Researchers from Ohio have identified a genetic mutation that may double an individual’s risk of developing multiple sclerosis and hasten its progression. If verified, the findings might present drug makers with a viable target, and help physicians better determine therapeutic strategies for their MS patients.
Investigators from the Ohio State University College of Medicine and Public Health focused on two versions of the CD24, which expresses a protein found on immune cells and influences immune responses.
Earlier work led by Yang Liu, a professor of pathology at OSU, showed that the CD24 protein is responsible in part for the development of experimental autoimmune encephalomyelitis in mice. For the new study, Liu and colleagues sought to learn whether CD24 was associated with the human disease. “Other investigators had discovered the SNP, but no one had linked the CD24 gene to MS or any other disease,” Liu said in a statement.
Specifically, the allegedly culpable mutation is believed to replace one amino acid, alanine, with another, valine, in the CD24 protein. The gene that encodes the alanine version of the protein is called CD24a; the valine version is called CD24v.
To learn whether the mutation is implicated in human MS, the researchers analyzed lymphocytes from 242 MS patients treated at the Ohio State University Multiple Sclerosis Center to determine if the person carried CD24a/a, CD24v/v, or CD24a/v genes. The team repeated the analysis on lymphocytes from 207 controls.
Liu’s team found that 13 percent of people with MS carried the CD24v/v genes, compared to 6 percent of controls; the differences represented about a two-fold increase in risk for MS, the researchers said. In addition, there was a “statistically significant tendency” for children with MS to have inherited the CD24v genes from parents who carried the CD24a/v forms. The study appears in the Dec. 9 issue of the Proceedings of the National Academy of Sciences.
“Our findings provide the first evidence that [the] CD24 gene is important in the development of MS,” Yang Liu, professor of pathology at OSU, said in a statement. “They also suggest that the protein encoded by this gene may provide a valuable target for new drugs to treat the disease.”

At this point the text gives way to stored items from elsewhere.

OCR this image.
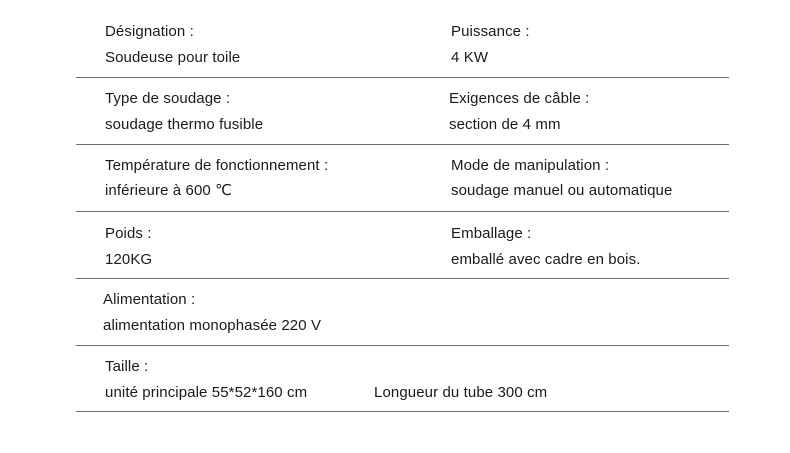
Désignation :
Soudeuse pour toile
Puissance :
4 KW
Type de soudage :
soudage thermo fusible
Exigences de câble :
section de 4 mm
Température de fonctionnement :
inférieure à 600 ℃
Mode de manipulation :
soudage manuel ou automatique
Poids :
120KG
Emballage :
emballé avec cadre en bois.
Alimentation :
alimentation monophasée 220 V
Taille :
unité principale 55*52*160 cm	Longueur du tube 300 cm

Lastly, the team noticed that of the individuals with MS, 112 had lost the ability to walk. Of these, 57 had CD24a/a genes, 40 had a/v genes, and 15 had v/v genes, the researchers reported. Additionally, the researchers found that half of the patients with CD24v/v lost the ability to walk within five years after their first symptoms appeared. Of those with CD24a/v genes, half lost that ability within 16 years, while individuals with CD24a/a genes lost the ability within 13 years. (The difference between CD24a/a and CD24a/v was not statistically significant, the team said.)
“The evidence from this study, together with the evidence from our animal studies, strongly suggests that CD24 could be an important new target for the treatment of multiple sclerosis,” Liu said in the statement.